L’enfant est l’avenir de l’homme
Avec l’introduction des neurosciences dans la classe, chaque cours devient une expérimentation de soi, de l’autre, du groupe. Thierry Loiseau n’en reste pas là. Il est question d’une réforme qui fait la part belle à l’interdisciplinarité ? Soit, le collège a retroussé les manches pour mettre dès cette rentrée au cœur de deux classes expérimentales de sixièmes des pôles par matières (mathématiques-physique-SVT/Langues-Histoire-Géographie). Une réforme avant l’heure pour créer des passerelles entre chaque discipline et favoriser la bonne compréhension des informations resituées dans leur contexte.

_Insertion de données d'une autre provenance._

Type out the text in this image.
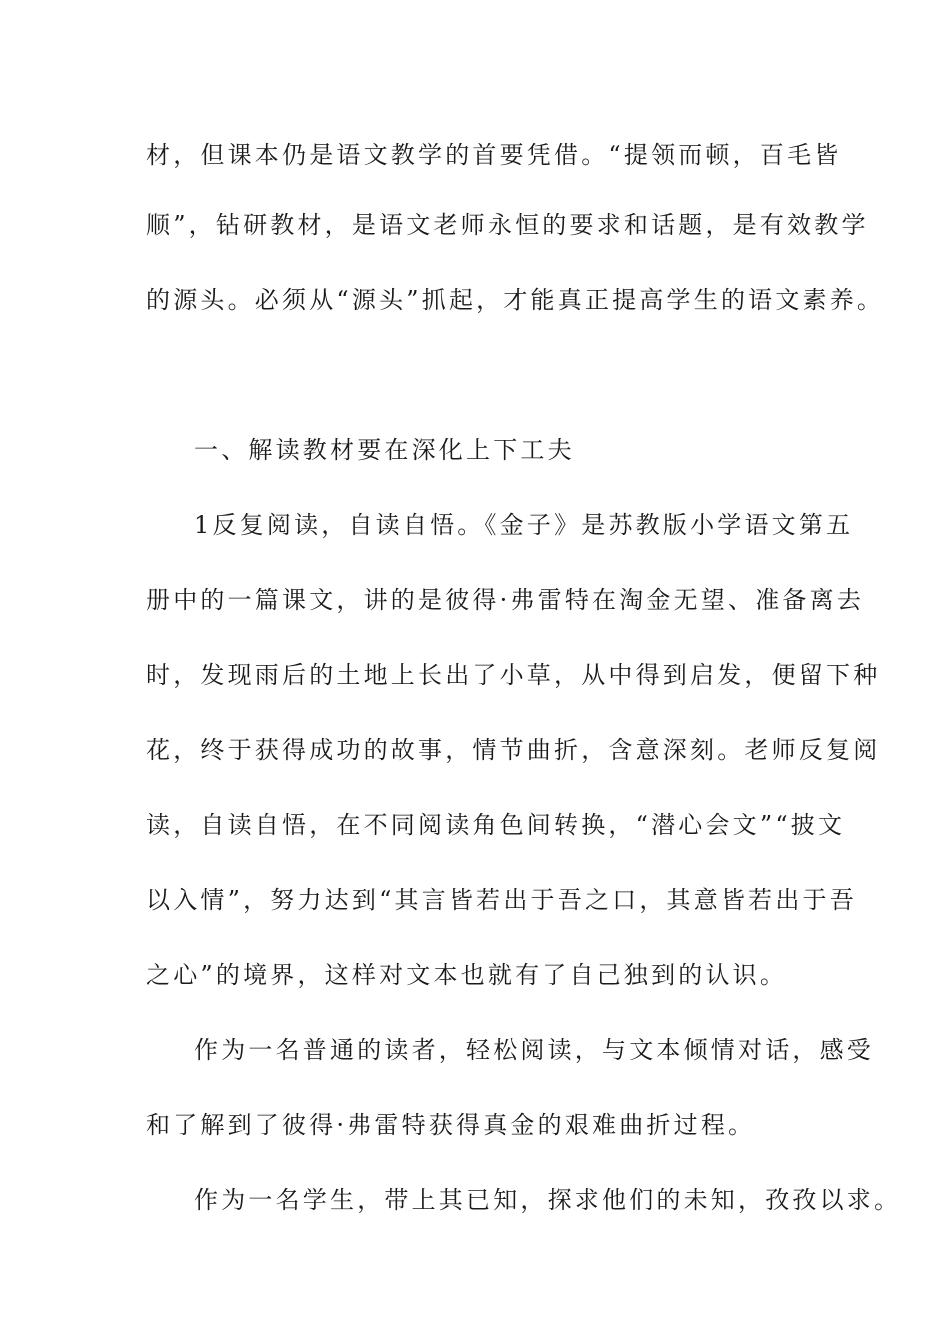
材，但课本仍是语文教学的首要凭借。“提领而顿，百毛皆
顺”，钻研教材，是语文老师永恒的要求和话题，是有效教学
的源头。必须从“源头”抓起，才能真正提高学生的语文素养。
一、解读教材要在深化上下工夫
1反复阅读，自读自悟。《金子》是苏教版小学语文第五
册中的一篇课文，讲的是彼得·弗雷特在淘金无望、准备离去
时，发现雨后的土地上长出了小草，从中得到启发，便留下种
花，终于获得成功的故事，情节曲折，含意深刻。老师反复阅
读，自读自悟，在不同阅读角色间转换，“潜心会文”“披文
以入情”，努力达到“其言皆若出于吾之口，其意皆若出于吾
之心”的境界，这样对文本也就有了自己独到的认识。
作为一名普通的读者，轻松阅读，与文本倾情对话，感受
和了解到了彼得·弗雷特获得真金的艰难曲折过程。
作为一名学生，带上其已知，探求他们的未知，孜孜以求。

Le tout dans la bonne humeur, en ayant toujours à l’esprit deux mots : Créativité et travail collectif.
Pourquoi la créativité ? Parce qu'elle est intrinsèque à l'enfant qui la perd peu à peu de vue en grandissant. Elle fait pourtant partie intégrante de l'aptitude de chacun et fait souvent émerger les talents là où on ne les attend pas toujours.
Une belle promesse pour les parents qui veulent mettre leur progéniture sur les rails d’une vie épanouissante et riche. Bien sûr, il n’en demeure pas moins que chaque enfant a la responsabilité de sa destinée. Mais s’il connaît dans ses années charnières un mode de pensée qui favorise son développement, faisons le pari qu’il sera un citoyen qui trouvera plus facilement sa place dans un monde en mutation constante.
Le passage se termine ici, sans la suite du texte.